Since the landmark Supreme Court decision Gideon v. Wainwright (1963) every state has developed a system of public defense. The decision guaranteed that those accused of felony offenses are entitled to a lawyer under the rights outlined in the 6th Amendment, which include, the right to a jury trial, a public trial, and pertaining to Gideon, “to have the assistance of counsel for his defense.” In the wake of the Gideon decision each state was required to develop a system of public defenders to represent those who did not have a legal counsel, and especially those who could not afford a lawyer. Because of low funding for public defense, and the increasing number of cases filling courtrooms, more states are requiring defendants to pay a fee for their assigned defender—whether they are found guilty or not.

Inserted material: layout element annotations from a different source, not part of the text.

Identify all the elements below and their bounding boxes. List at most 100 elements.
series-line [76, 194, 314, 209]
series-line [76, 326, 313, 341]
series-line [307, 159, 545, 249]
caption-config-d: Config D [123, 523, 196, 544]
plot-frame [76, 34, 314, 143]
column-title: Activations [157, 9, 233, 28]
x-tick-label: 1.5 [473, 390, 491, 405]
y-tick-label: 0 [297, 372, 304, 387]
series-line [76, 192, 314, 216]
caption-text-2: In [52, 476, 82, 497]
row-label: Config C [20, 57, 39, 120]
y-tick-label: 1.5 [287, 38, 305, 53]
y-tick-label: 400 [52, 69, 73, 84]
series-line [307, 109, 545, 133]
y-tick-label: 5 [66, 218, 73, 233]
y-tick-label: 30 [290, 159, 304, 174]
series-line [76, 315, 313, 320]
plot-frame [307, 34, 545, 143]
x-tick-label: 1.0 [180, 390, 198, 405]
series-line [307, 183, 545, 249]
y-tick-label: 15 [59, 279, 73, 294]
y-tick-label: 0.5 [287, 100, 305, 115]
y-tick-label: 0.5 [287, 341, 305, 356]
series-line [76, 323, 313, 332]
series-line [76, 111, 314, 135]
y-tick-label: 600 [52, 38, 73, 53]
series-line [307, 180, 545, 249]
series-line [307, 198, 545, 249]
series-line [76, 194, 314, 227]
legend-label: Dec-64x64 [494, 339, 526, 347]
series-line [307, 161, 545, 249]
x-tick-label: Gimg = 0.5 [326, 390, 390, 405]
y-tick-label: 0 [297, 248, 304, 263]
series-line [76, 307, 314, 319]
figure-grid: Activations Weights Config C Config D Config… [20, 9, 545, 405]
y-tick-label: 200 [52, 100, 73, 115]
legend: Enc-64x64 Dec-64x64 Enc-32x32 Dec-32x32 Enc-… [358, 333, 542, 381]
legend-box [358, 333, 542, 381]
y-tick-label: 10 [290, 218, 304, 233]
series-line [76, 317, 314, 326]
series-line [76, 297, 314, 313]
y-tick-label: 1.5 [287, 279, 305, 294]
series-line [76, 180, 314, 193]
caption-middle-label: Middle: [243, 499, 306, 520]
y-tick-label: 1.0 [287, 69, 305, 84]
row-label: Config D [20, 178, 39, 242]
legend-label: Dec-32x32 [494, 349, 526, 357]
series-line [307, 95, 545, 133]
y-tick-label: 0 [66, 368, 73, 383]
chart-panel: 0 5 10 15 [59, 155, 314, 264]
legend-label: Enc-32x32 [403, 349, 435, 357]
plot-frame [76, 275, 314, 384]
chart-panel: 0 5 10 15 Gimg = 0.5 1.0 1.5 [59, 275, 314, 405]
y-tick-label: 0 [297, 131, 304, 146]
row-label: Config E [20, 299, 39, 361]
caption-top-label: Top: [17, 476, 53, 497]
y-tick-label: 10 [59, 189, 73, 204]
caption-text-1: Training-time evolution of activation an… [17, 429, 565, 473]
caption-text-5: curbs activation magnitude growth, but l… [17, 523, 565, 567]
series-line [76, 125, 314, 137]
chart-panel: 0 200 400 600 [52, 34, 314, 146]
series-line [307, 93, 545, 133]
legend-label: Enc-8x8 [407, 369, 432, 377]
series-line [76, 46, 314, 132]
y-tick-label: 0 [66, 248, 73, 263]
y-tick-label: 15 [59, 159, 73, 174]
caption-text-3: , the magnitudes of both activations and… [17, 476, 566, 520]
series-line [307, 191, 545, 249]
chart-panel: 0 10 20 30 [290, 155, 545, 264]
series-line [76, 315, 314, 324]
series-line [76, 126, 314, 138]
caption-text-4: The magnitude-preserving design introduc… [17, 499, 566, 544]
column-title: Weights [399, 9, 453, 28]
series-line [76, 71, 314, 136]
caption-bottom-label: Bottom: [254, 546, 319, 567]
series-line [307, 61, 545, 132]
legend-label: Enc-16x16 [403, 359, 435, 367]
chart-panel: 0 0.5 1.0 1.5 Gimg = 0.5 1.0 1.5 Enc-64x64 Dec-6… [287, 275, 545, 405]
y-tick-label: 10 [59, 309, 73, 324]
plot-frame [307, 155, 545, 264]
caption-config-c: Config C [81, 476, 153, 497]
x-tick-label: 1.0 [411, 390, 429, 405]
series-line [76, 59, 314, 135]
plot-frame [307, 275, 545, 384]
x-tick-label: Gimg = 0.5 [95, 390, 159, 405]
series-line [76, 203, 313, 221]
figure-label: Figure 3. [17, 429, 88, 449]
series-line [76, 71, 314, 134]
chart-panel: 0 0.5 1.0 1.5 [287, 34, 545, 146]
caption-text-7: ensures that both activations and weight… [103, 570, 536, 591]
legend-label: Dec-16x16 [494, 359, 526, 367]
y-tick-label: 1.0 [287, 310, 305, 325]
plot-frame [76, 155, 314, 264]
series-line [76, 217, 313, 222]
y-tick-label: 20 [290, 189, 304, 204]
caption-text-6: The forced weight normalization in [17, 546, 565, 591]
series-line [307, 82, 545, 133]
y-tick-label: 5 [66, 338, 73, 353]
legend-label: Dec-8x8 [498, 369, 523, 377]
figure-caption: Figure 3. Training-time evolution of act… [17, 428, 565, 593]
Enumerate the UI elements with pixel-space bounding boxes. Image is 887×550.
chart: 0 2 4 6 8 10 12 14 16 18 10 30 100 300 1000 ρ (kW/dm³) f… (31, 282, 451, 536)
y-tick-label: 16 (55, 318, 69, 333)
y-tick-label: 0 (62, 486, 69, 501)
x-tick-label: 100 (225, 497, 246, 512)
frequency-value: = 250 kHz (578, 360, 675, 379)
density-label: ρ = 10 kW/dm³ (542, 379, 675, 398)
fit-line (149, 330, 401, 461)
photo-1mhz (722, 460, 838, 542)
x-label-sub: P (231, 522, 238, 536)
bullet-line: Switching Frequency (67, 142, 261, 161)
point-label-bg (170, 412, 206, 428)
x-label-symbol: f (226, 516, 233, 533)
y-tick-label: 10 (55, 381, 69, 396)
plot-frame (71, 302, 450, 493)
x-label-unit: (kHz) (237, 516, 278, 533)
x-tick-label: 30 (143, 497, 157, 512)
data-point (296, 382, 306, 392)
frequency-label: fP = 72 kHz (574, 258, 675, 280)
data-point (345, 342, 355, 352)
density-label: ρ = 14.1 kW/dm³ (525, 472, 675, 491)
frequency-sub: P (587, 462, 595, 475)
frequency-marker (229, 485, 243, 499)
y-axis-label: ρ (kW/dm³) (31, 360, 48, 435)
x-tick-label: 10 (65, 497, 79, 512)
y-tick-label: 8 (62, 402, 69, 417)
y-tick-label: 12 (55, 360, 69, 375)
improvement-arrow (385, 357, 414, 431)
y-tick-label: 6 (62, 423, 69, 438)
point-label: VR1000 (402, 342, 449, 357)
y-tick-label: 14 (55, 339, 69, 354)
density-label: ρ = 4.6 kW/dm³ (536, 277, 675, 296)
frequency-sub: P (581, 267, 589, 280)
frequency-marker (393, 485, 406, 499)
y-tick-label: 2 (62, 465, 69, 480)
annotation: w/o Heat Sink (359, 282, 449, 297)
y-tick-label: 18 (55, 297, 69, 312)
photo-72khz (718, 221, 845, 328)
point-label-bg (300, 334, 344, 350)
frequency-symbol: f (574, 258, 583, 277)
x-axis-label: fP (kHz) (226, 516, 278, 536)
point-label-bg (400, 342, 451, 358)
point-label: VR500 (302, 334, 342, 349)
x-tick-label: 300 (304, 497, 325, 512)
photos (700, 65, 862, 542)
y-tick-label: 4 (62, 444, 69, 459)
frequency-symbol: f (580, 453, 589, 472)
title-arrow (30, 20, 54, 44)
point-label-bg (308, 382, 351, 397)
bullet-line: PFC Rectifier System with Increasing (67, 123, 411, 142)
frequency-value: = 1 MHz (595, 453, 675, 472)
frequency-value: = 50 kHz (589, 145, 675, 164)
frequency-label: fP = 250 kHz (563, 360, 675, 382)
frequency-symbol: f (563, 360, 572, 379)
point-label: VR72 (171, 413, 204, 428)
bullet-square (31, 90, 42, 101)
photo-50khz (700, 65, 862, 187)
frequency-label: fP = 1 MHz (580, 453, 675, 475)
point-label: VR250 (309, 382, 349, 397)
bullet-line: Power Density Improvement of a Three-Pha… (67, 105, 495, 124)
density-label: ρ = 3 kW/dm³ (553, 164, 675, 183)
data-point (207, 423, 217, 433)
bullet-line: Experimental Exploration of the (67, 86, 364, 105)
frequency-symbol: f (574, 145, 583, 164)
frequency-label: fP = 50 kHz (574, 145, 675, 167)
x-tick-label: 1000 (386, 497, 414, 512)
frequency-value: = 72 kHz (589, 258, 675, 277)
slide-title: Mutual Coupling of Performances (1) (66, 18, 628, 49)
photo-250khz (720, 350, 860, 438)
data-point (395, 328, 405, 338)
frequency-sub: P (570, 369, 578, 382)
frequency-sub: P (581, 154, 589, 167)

An April 2016 New York Times article Fordham University Law professor John Pfaff, highlights more weaknesses in the public defense world and in the odd funding mechanism. Forty-three states now require defendants to pay for a public defender, even though the only reason they have a public defender in the first place is because they cannot afford a lawyer. The Times article highlights the current policy in South Dakota where a defendant is required to pay $92 dollars an hour regardless of the verdict. The result of this policy is that the defendant might have to pay hundreds of dollars a day to be proven innocent for a crime for which he or she was mistakenly arrested.
The State of Louisiana funds much of its indigent defense through court fees. A June 2016 Atlantic article highlighted in detail some of the problems in the public defense system in Louisiana. They found that local revenues from court fees actually fund 70 percent of the public defense systems budget, a majority of which were tickets for traffic violations. A violation of any law besides a parking violation warrants a $45 court fee, sent to the district’s public defense office. The system relies on the flow of money from criminal activity. Districts that collect more traffic tickets, specifically districts with heavy interstate traffic, have an advantage over those without a natural place to collect a significant amount traffic fines. This creates perverse incentives: more crime means more money.
The Louisiana system works differently than the South Dakota system. Instead of everyone paying court fees, only the guilty pay in Louisiana. The problem with this system is that it leaves lawyers in the morally difficult place where they are paid by the guilt of those they defend. Innocent verdicts mean less money for the district office because only the guilty pay the $45 court fee. This sets the stage for perverse incentives for prosecutors to do whatever is necessary to achieve a guilty verdict.
The whole system of defense in both states reveals common problems in the system: the poorer you are the more likely you are to receive a lower quality, the more likely you are to serve time or pay a fine, and the more likely you are to have system that is incentivized against you. The poor suffer most from the compounding effects of the requirements surrounding goverment defenders, and the urban minority and lower class white populations are even more likely than the suburban populations to feel the effects of these policies and their perverse incentives.